Despite her jumper, coat and the blanket she had wrapped around herself, the mid-Atlantic night air still beat against her body, bit her nose with cold, and stiffened her joints. But she continued to sit alone on the balcony outside her cabin, content to stare into the darkness out there and inside herself. Only here, in such a cold and lightless place, did her thoughts find the right space in which to expand and to cope with what had happened.

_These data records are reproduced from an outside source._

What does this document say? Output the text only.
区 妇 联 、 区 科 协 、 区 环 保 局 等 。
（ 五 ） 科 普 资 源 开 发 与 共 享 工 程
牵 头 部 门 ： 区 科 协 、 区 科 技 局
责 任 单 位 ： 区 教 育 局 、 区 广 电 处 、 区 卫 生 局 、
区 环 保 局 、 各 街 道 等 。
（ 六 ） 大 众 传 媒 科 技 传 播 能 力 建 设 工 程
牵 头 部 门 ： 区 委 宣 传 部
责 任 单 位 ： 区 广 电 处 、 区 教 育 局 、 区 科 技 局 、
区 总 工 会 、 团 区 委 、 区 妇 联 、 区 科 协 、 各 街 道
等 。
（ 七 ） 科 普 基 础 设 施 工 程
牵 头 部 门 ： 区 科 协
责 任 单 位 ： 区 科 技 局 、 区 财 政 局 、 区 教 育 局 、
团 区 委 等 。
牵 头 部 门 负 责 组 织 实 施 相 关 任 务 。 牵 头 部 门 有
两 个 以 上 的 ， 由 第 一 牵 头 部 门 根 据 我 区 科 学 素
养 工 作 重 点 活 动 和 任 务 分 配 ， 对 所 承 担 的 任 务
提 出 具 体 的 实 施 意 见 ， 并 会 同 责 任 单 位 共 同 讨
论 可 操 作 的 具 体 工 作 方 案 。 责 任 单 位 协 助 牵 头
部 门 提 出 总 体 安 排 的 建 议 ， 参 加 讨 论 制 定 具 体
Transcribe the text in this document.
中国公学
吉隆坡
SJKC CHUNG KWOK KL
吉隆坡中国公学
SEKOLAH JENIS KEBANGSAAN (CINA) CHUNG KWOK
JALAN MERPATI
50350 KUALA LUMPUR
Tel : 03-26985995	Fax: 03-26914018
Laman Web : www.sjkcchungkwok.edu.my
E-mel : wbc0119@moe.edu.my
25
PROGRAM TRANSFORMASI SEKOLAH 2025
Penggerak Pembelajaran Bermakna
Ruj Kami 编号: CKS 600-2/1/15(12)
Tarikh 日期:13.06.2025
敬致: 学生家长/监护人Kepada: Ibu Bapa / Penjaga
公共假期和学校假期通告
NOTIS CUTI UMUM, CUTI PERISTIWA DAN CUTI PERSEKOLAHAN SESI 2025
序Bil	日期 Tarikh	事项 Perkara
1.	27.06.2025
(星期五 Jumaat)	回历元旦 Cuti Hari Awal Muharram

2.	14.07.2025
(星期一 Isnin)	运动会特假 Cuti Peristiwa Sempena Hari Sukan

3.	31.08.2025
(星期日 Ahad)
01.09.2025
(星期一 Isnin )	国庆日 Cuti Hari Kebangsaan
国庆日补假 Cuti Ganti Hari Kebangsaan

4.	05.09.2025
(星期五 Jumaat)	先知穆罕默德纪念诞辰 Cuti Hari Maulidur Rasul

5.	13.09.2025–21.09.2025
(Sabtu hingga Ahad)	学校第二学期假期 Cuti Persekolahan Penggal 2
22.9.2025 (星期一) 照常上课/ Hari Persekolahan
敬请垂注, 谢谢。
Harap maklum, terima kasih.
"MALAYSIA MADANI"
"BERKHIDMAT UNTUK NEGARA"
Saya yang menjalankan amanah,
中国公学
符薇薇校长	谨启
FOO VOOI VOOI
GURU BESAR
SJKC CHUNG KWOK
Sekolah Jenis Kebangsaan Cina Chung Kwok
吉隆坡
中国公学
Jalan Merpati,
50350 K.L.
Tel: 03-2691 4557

From the newspapers that had been brought on board in New York, she could see the story had now vanished from every tabloid and broadsheet. And for that she was glad. The story had
never made the front pages anyway. To her satisfaction, the fire in her home had only been treated as a novelty piece. Greater scandals and tragedies occupied the more prestigious and significant column inches. The Times had shown a photograph of the blackened ruin of the farmhouse, the old picture of her walking into the inquest, and a still of the actress who played her in Nine Days in Hell. The photographs were augmented with the headline: TRAGEDY CONTINUES FOR EDGEHILL ROAD GIRL. FIRE DESTROYS LUXURY HOME.
The articles mostly mentioned her success as a film producer, bestselling author, her reclusive existence following her escape from the notorious North Birmingham house, and the tragedy that befell her plans to settle in South Devon. For once the media didn’t know anything else and appeared disinclined to just make things up.
Her representatives had said little and the journalists were probably too fatigued by her story to revisit her life in any great detail over a house fire. Online trolls had claimed the fire was an obvious publicity stunt now that the theatrical run of her film was over, and that her exploitation of her story was exhausted. Others remarked upon the evidence of a curse without ever knowing how close to the truth they were.
Remnants of what she and Josh had burned before the farmhouse would never be found. The ashes of her nemesis and its acolyte they had scattered in the Teignmouth Estuary to wash out to sea. It was a measure they had devised in the hope that they could prevent such foul seeds taking root on land again. Perhaps they had even buried a God at sea. When she’d shared this thought with Josh, he’d not said anything.
Josh had only begun to speak again two days after the sun had risen and bleached away that last night in the presence of the Maggie. And when he began to communicate he hadn’t questioned Amber’s wishes to destroy the property. Instead, he had rediscovered those concealed resources that had performed so well for him in service, and had committed himself to a silent, methodical, critical path that began with the disposal of an unnaturally long human body, and what was left of the effigy that had been obeyed so faithfully. The miserable trophies of the thing’s constituency, that they had separated from the blackened effigy, they’d concealed inside a shoebox and buried the box in the corner of a local churchyard.